Reputation: 546
I want to train and test custom document Classifier using Python Code and I found this train Processor. And I started implementing using this Documentation. But I am getting one error when I call function
train_processor_version_sample(497857003374, 'us','a530739de44a7ca6',"Version-1","gs://documentai-bucket-123/pdfs","gs://documentai-bucket-123/test")
error:
InvalidArgument Traceback (most recent call last)
Input In [22], in <cell line: 1>()
----> 1 train_processor_version_sample(497857003374, 'us','a530739de44a7ca6',"Version-1","gs://documentai-bucket-123/pdfs","gs://documentai-bucket-123/test")
Input In [17], in train_processor_version_sample(project_id, location, processor_id, processor_version_display_name, train_data_uri, test_data_uri)
52 print(operation.operation.name)
53 # Wait for operation to complete
---> 54 response = documentai.TrainProcessorVersionResponse(operation.result())
56 metadata = documentai.TrainProcessorVersionMetadata(operation.metadata)
58 print(f"New Processor Version:{response.processor_version}")
File ~/anaconda3/lib/python3.9/site-packages/google/api_core/future/polling.py:261, in PollingFuture.result(self, timeout, retry, polling)
256 self._blocking_poll(timeout=timeout, retry=retry, polling=polling)

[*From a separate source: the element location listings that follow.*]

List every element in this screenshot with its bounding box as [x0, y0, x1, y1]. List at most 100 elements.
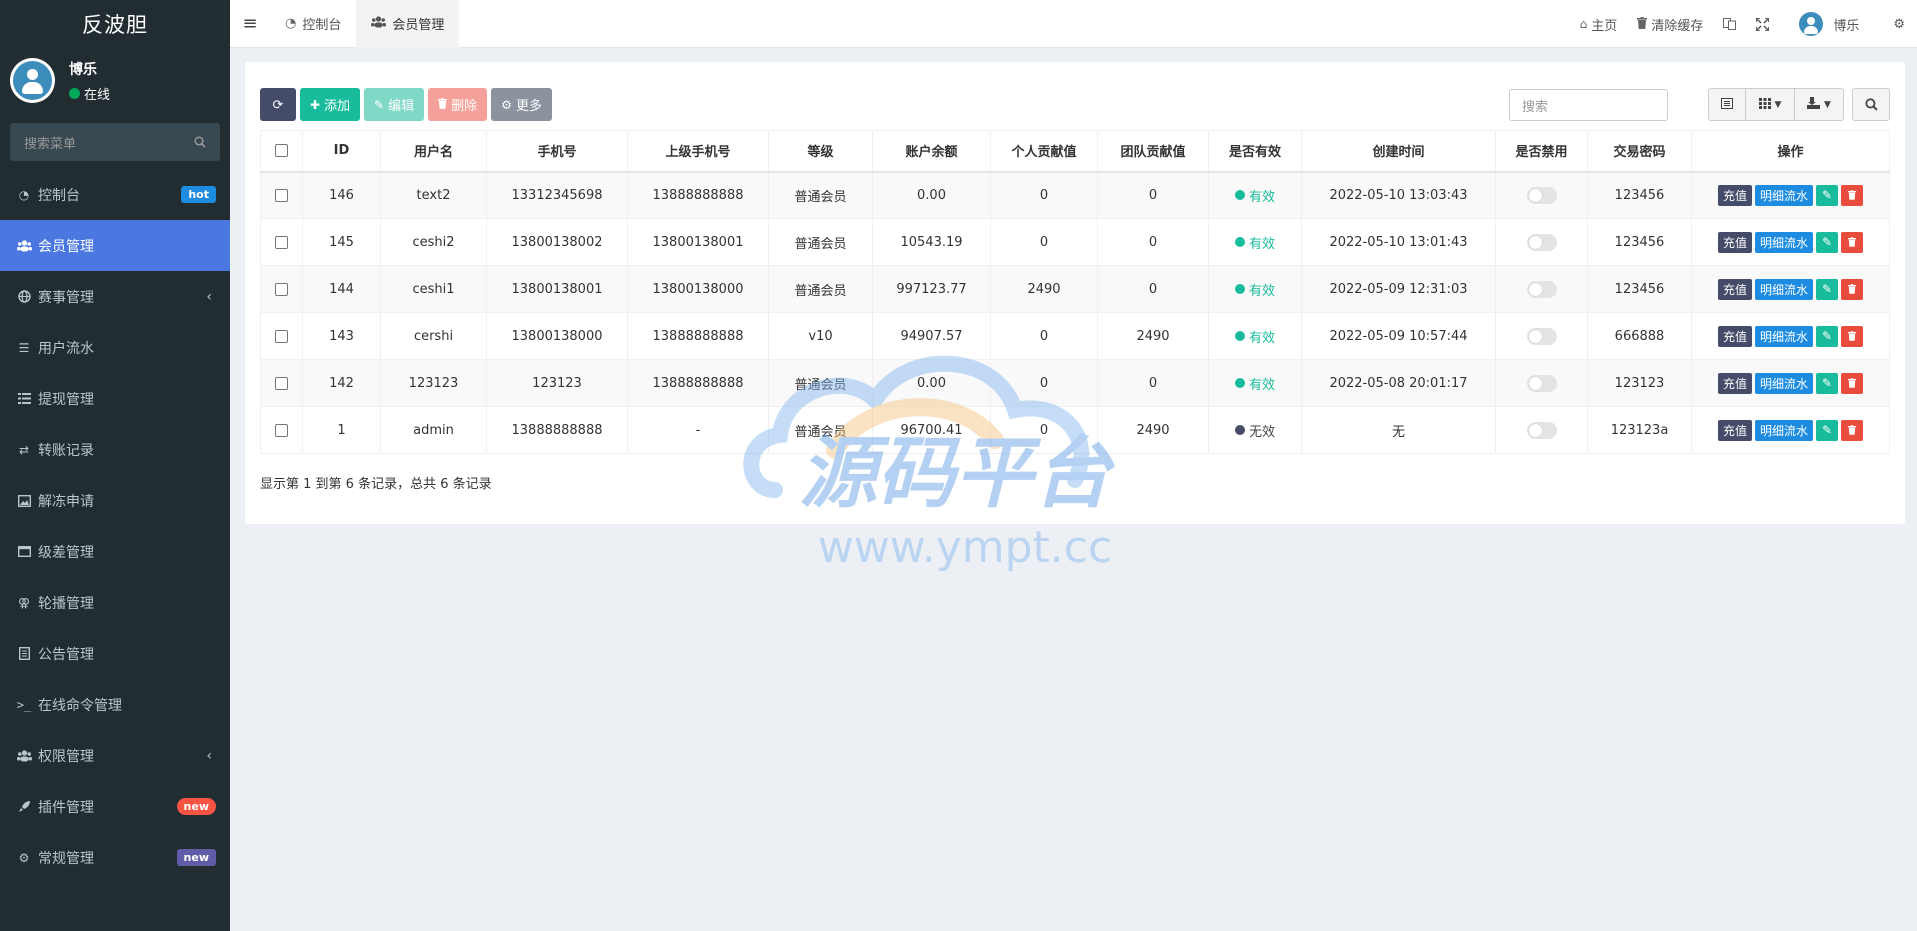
disable-toggle[interactable]	[1526, 421, 1557, 439]
flow-detail-button[interactable]: 明细流水	[1755, 184, 1814, 206]
table-row[interactable]: 1 admin 13888888888 - 普通会员 96700.41 0 24…	[260, 406, 1890, 454]
clear-cache-button[interactable]: 清除缓存	[1627, 15, 1713, 34]
select-all-checkbox[interactable]	[275, 144, 288, 158]
sidebar-item-carousel[interactable]: ⚢ 轮播管理	[0, 577, 230, 628]
column-header[interactable]: 手机号	[486, 130, 628, 173]
cell-id: 144	[302, 265, 381, 313]
sidebar-item-unfreeze[interactable]: 解冻申请	[0, 475, 230, 526]
sidebar-item-announcement[interactable]: 公告管理	[0, 628, 230, 679]
sidebar-item-members[interactable]: 会员管理	[0, 220, 230, 271]
more-button[interactable]: ⚙ 更多	[491, 88, 552, 121]
column-header[interactable]: 团队贡献值	[1097, 130, 1209, 173]
delete-row-button[interactable]	[1841, 278, 1864, 300]
flow-detail-button[interactable]: 明细流水	[1755, 325, 1814, 347]
column-header[interactable]: 是否禁用	[1495, 130, 1588, 173]
tab-members[interactable]: 会员管理	[356, 0, 460, 48]
table-row[interactable]: 145 ceshi2 13800138002 13800138001 普通会员 …	[260, 218, 1890, 266]
cell-team: 0	[1097, 359, 1209, 407]
disable-toggle[interactable]	[1526, 327, 1557, 345]
sidebar-item-general[interactable]: ⚙ 常规管理 new	[0, 832, 230, 883]
sidebar-item-events[interactable]: 赛事管理 ‹	[0, 271, 230, 322]
row-checkbox[interactable]	[275, 423, 288, 437]
edit-button[interactable]: ✎ 编辑	[364, 88, 425, 121]
delete-row-button[interactable]	[1841, 231, 1864, 253]
tab-dashboard[interactable]: ◔ 控制台	[270, 0, 356, 48]
disable-toggle[interactable]	[1526, 280, 1557, 298]
sidebar-item-withdraw[interactable]: 提现管理	[0, 373, 230, 424]
sidebar-item-permission[interactable]: 权限管理 ‹	[0, 730, 230, 781]
user-menu[interactable]: 博乐	[1779, 12, 1883, 36]
table-toolbar: ⟳ ✚ 添加 ✎ 编辑 删除 ⚙ 更多	[260, 88, 552, 121]
add-button[interactable]: ✚ 添加	[300, 88, 361, 121]
edit-row-button[interactable]: ✎	[1816, 184, 1839, 206]
flow-detail-button[interactable]: 明细流水	[1755, 278, 1814, 300]
disable-toggle[interactable]	[1526, 374, 1557, 392]
home-link[interactable]: ⌂ 主页	[1570, 15, 1628, 34]
flow-detail-button[interactable]: 明细流水	[1755, 419, 1814, 441]
row-checkbox[interactable]	[275, 376, 288, 390]
charge-button[interactable]: 充值	[1717, 278, 1752, 300]
sidebar-item-label: 在线命令管理	[38, 697, 122, 714]
settings-cogs-icon[interactable]: ⚙	[1883, 17, 1917, 32]
refresh-button[interactable]: ⟳	[260, 88, 296, 121]
sidebar-item-user-flow[interactable]: ☰ 用户流水	[0, 322, 230, 373]
delete-row-button[interactable]	[1841, 184, 1864, 206]
language-icon[interactable]	[1713, 18, 1746, 30]
edit-row-button[interactable]: ✎	[1816, 419, 1839, 441]
trash-icon	[438, 97, 448, 112]
column-header[interactable]: 创建时间	[1301, 130, 1496, 173]
table-row[interactable]: 146 text2 13312345698 13888888888 普通会员 0…	[260, 171, 1890, 219]
column-header[interactable]: 个人贡献值	[990, 130, 1098, 173]
edit-row-button[interactable]: ✎	[1816, 231, 1839, 253]
table-row[interactable]: 144 ceshi1 13800138001 13800138000 普通会员 …	[260, 265, 1890, 313]
toggle-view-button[interactable]	[1708, 88, 1746, 121]
flow-detail-button[interactable]: 明细流水	[1755, 372, 1814, 394]
row-checkbox[interactable]	[275, 282, 288, 296]
delete-button[interactable]: 删除	[428, 88, 488, 121]
brand-logo[interactable]: 反波胆	[0, 0, 230, 48]
sidebar-search-input[interactable]: 搜索菜单	[10, 123, 220, 161]
sidebar-toggle-icon[interactable]: ≡	[230, 0, 270, 48]
column-header[interactable]: 交易密码	[1587, 130, 1692, 173]
edit-row-button[interactable]: ✎	[1816, 372, 1839, 394]
column-header[interactable]: 等级	[768, 130, 873, 173]
table-row[interactable]: 143 cershi 13800138000 13888888888 v10 9…	[260, 312, 1890, 360]
sidebar-item-label: 转账记录	[38, 442, 94, 459]
charge-button[interactable]: 充值	[1717, 231, 1752, 253]
delete-row-button[interactable]	[1841, 372, 1864, 394]
delete-row-button[interactable]	[1841, 325, 1864, 347]
row-checkbox[interactable]	[275, 235, 288, 249]
charge-button[interactable]: 充值	[1717, 184, 1752, 206]
cell-balance: 96700.41	[872, 406, 991, 454]
export-dropdown[interactable]: ▼	[1794, 88, 1844, 121]
column-header[interactable]: ID	[302, 130, 381, 173]
disable-toggle[interactable]	[1526, 186, 1557, 204]
column-header[interactable]: 上级手机号	[627, 130, 769, 173]
sidebar-item-plugins[interactable]: 插件管理 new	[0, 781, 230, 832]
delete-row-button[interactable]	[1841, 419, 1864, 441]
edit-row-button[interactable]: ✎	[1816, 278, 1839, 300]
columns-dropdown[interactable]: ▼	[1745, 88, 1795, 121]
fullscreen-icon[interactable]	[1746, 17, 1779, 31]
sidebar-item-level-diff[interactable]: 级差管理	[0, 526, 230, 577]
charge-button[interactable]: 充值	[1717, 372, 1752, 394]
table-row[interactable]: 142 123123 123123 13888888888 普通会员 0.00 …	[260, 359, 1890, 407]
charge-button[interactable]: 充值	[1717, 419, 1752, 441]
column-header[interactable]: 账户余额	[872, 130, 991, 173]
sidebar-item-dashboard[interactable]: ◔ 控制台 hot	[0, 169, 230, 220]
column-header[interactable]: 用户名	[380, 130, 487, 173]
flow-detail-button[interactable]: 明细流水	[1755, 231, 1814, 253]
column-header[interactable]: 是否有效	[1208, 130, 1302, 173]
trash-icon	[1848, 425, 1857, 435]
sidebar-item-transfer[interactable]: ⇄ 转账记录	[0, 424, 230, 475]
sidebar-item-online-command[interactable]: >_ 在线命令管理	[0, 679, 230, 730]
pagination-summary: 显示第 1 到第 6 条记录，总共 6 条记录	[260, 477, 492, 492]
edit-row-button[interactable]: ✎	[1816, 325, 1839, 347]
row-checkbox[interactable]	[275, 329, 288, 343]
table-search-input[interactable]: 搜索	[1509, 89, 1668, 121]
row-checkbox[interactable]	[275, 188, 288, 202]
advanced-search-button[interactable]	[1852, 88, 1890, 121]
disable-toggle[interactable]	[1526, 233, 1557, 251]
status-dot-icon	[1234, 378, 1245, 388]
charge-button[interactable]: 充值	[1717, 325, 1752, 347]
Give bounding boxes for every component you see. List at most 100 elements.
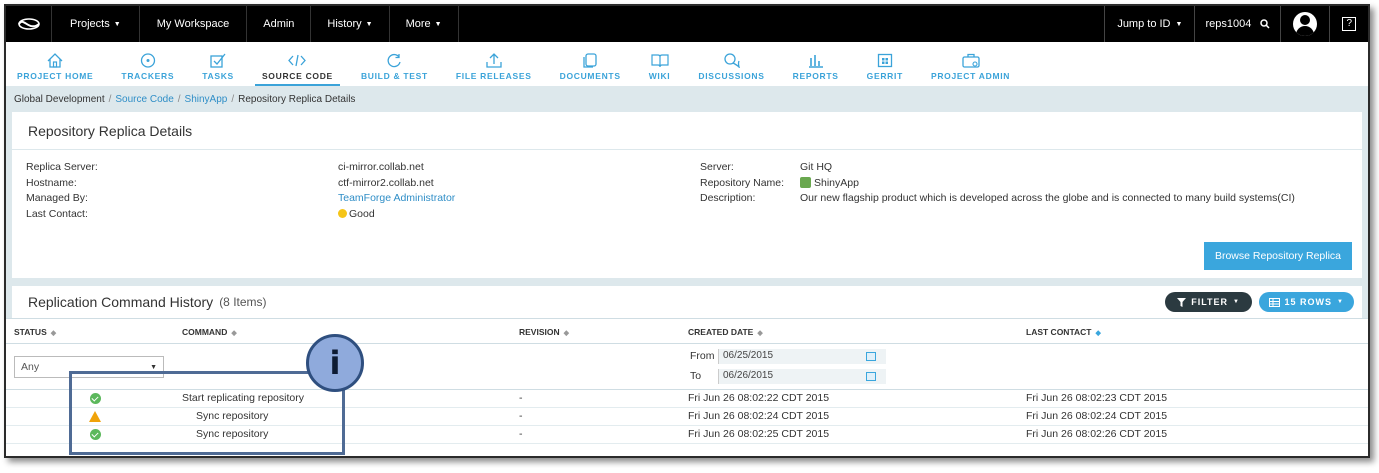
user-menu[interactable] bbox=[1280, 6, 1329, 42]
breadcrumb-separator: / bbox=[108, 93, 112, 105]
replica-server-value: ci-mirror.collab.net bbox=[338, 161, 424, 173]
checkbox-icon bbox=[210, 53, 226, 68]
tool-tasks[interactable]: TASKS bbox=[195, 53, 241, 86]
created-date-cell: Fri Jun 26 08:02:24 CDT 2015 bbox=[688, 410, 830, 422]
managed-by-link[interactable]: TeamForge Administrator bbox=[338, 192, 455, 204]
nav-admin[interactable]: Admin bbox=[247, 6, 312, 42]
description-value: Our new flagship product which is develo… bbox=[800, 192, 1295, 204]
tool-trackers[interactable]: TRACKERS bbox=[114, 53, 181, 86]
tool-label: SOURCE CODE bbox=[261, 71, 333, 81]
breadcrumb-separator: / bbox=[177, 93, 181, 105]
info-callout-label: i bbox=[329, 344, 341, 382]
callout-highlight-box bbox=[69, 371, 345, 455]
from-date-label: From bbox=[690, 350, 715, 362]
nav-more-label: More bbox=[405, 18, 431, 30]
chevron-down-icon: ▼ bbox=[1233, 299, 1240, 305]
sort-icon: ◆ bbox=[757, 330, 763, 337]
tool-source-code[interactable]: SOURCE CODE bbox=[254, 53, 340, 86]
breadcrumb-root[interactable]: Global Development bbox=[14, 94, 105, 105]
managed-by-label: Managed By: bbox=[26, 192, 88, 204]
column-header-created-date[interactable]: CREATED DATE ◆ bbox=[688, 327, 763, 337]
home-icon bbox=[47, 53, 63, 68]
chevron-down-icon: ▼ bbox=[1337, 299, 1344, 305]
to-date-label: To bbox=[690, 370, 702, 382]
nav-history[interactable]: History ▼ bbox=[311, 6, 390, 42]
code-icon bbox=[288, 54, 307, 67]
documents-icon bbox=[583, 53, 597, 68]
nav-more[interactable]: More ▼ bbox=[390, 6, 459, 42]
column-command-label: COMMAND bbox=[182, 327, 228, 337]
server-label: Server: bbox=[700, 161, 734, 173]
sort-descending-icon: ◆ bbox=[1095, 330, 1101, 337]
rows-per-page-button[interactable]: 15 ROWS ▼ bbox=[1258, 292, 1354, 312]
tool-reports[interactable]: REPORTS bbox=[786, 53, 846, 86]
tool-label: WIKI bbox=[648, 71, 671, 81]
tool-label: FILE RELEASES bbox=[455, 71, 532, 81]
book-icon bbox=[650, 54, 669, 68]
breadcrumb-source-code-link[interactable]: Source Code bbox=[115, 94, 173, 105]
search-icon[interactable] bbox=[1260, 19, 1270, 29]
tool-discussions[interactable]: DISCUSSIONS bbox=[691, 53, 771, 86]
calendar-icon[interactable] bbox=[866, 352, 876, 361]
calendar-icon[interactable] bbox=[866, 372, 876, 381]
hostname-value: ctf-mirror2.collab.net bbox=[338, 176, 434, 189]
filter-button[interactable]: FILTER ▼ bbox=[1165, 292, 1252, 312]
history-title: Replication Command History bbox=[28, 294, 214, 310]
tool-file-releases[interactable]: FILE RELEASES bbox=[449, 53, 539, 86]
tool-documents[interactable]: DOCUMENTS bbox=[553, 53, 628, 86]
hostname-label: Hostname: bbox=[26, 176, 77, 189]
description-label: Description: bbox=[700, 192, 756, 204]
column-header-command[interactable]: COMMAND ◆ bbox=[182, 327, 237, 337]
tool-project-home[interactable]: PROJECT HOME bbox=[10, 53, 100, 86]
tool-label: DOCUMENTS bbox=[559, 71, 621, 81]
help-button[interactable]: ? bbox=[1329, 6, 1368, 42]
nav-history-label: History bbox=[327, 18, 362, 30]
details-labels-left: Replica Server: Hostname: Managed By: La… bbox=[26, 160, 98, 222]
breadcrumb-separator: / bbox=[231, 93, 235, 105]
chevron-down-icon: ▼ bbox=[113, 20, 121, 28]
search-input[interactable]: reps1004 bbox=[1194, 6, 1280, 42]
project-tool-nav: PROJECT HOME TRACKERS TASKS SOURCE CODE … bbox=[6, 42, 1368, 86]
details-values-right: Git HQ ShinyApp Our new flagship product… bbox=[800, 160, 1295, 207]
search-value: reps1004 bbox=[1205, 18, 1252, 30]
tool-label: TASKS bbox=[202, 71, 234, 81]
status-filter-value: Any bbox=[21, 361, 40, 373]
tool-project-admin[interactable]: PROJECT ADMIN bbox=[924, 53, 1017, 86]
tool-label: PROJECT ADMIN bbox=[930, 71, 1011, 81]
from-date-input[interactable]: 06/25/2015 bbox=[718, 349, 886, 364]
jump-to-id-button[interactable]: Jump to ID ▼ bbox=[1104, 6, 1194, 42]
repository-name-label: Repository Name: bbox=[700, 176, 785, 189]
breadcrumb-shinyapp-link[interactable]: ShinyApp bbox=[185, 94, 228, 105]
column-header-revision[interactable]: REVISION ◆ bbox=[519, 327, 569, 337]
nav-projects[interactable]: Projects ▼ bbox=[52, 6, 140, 42]
chevron-down-icon: ▼ bbox=[1175, 20, 1183, 28]
repository-icon bbox=[800, 176, 811, 188]
nav-my-workspace[interactable]: My Workspace bbox=[140, 6, 248, 42]
repository-name-value: ShinyApp bbox=[814, 176, 859, 189]
collabnet-logo-icon[interactable] bbox=[6, 6, 52, 42]
table-header-row: STATUS ◆ COMMAND ◆ REVISION ◆ CREATED DATE ◆… bbox=[6, 318, 1368, 344]
briefcase-icon bbox=[961, 53, 980, 68]
replica-server-label: Replica Server: bbox=[26, 161, 98, 173]
table-icon bbox=[1268, 297, 1280, 307]
browse-repository-replica-button[interactable]: Browse Repository Replica bbox=[1204, 242, 1352, 270]
replica-details-panel: Replica Server: Hostname: Managed By: La… bbox=[6, 150, 1368, 278]
tool-label: REPORTS bbox=[792, 71, 839, 81]
tool-build-test[interactable]: BUILD & TEST bbox=[354, 53, 435, 86]
revision-cell: - bbox=[519, 428, 523, 440]
column-header-last-contact[interactable]: LAST CONTACT ◆ bbox=[1026, 327, 1101, 337]
tool-gerrit[interactable]: GERRIT bbox=[860, 53, 910, 86]
tool-label: TRACKERS bbox=[121, 71, 175, 81]
page-title: Repository Replica Details bbox=[6, 112, 1368, 150]
user-avatar-icon[interactable] bbox=[1293, 12, 1318, 36]
target-icon bbox=[140, 53, 155, 68]
column-header-status[interactable]: STATUS ◆ bbox=[14, 327, 56, 337]
revision-cell: - bbox=[519, 392, 523, 404]
breadcrumb-current: Repository Replica Details bbox=[238, 93, 356, 105]
to-date-input[interactable]: 06/26/2015 bbox=[718, 369, 886, 384]
tool-label: GERRIT bbox=[866, 71, 903, 81]
top-bar-spacer bbox=[459, 6, 1105, 42]
tool-wiki[interactable]: WIKI bbox=[642, 53, 678, 86]
tool-label: BUILD & TEST bbox=[360, 71, 428, 81]
tool-label: PROJECT HOME bbox=[17, 71, 94, 81]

258 if self._exception is not None:
259 # pylint: disable=raising-bad-type
260 # Pylint doesn't recognize that this is valid in this case.
--> 261 raise self._exception
263 return self._result
InvalidArgument: 400 Invalid dataset. See operation metadata for specific errors
I have some idea about this. It is because custom document classifier have some training dataset requiements
Training guidelines
Minimum 2 labels required in the schema
Each label exists on 10 training documents
Each label exists on 2 test documents
I don't know how to get labeled dataset url and pass two bucket directory for training and test set too using python code. Can Anyone help me on this?
Upvotes: 0
Views: 264
Reputation: 2234
This answer should cover your use case.
The code sample you linked requires the Document.JSON files in Google Cloud Storage to be labeled already.
There's not a public API to explicitly label documents, the recommended process is to use the Cloud Console to create the labeled data, then you can use the training API to trigger the training process.
Upvotes: 0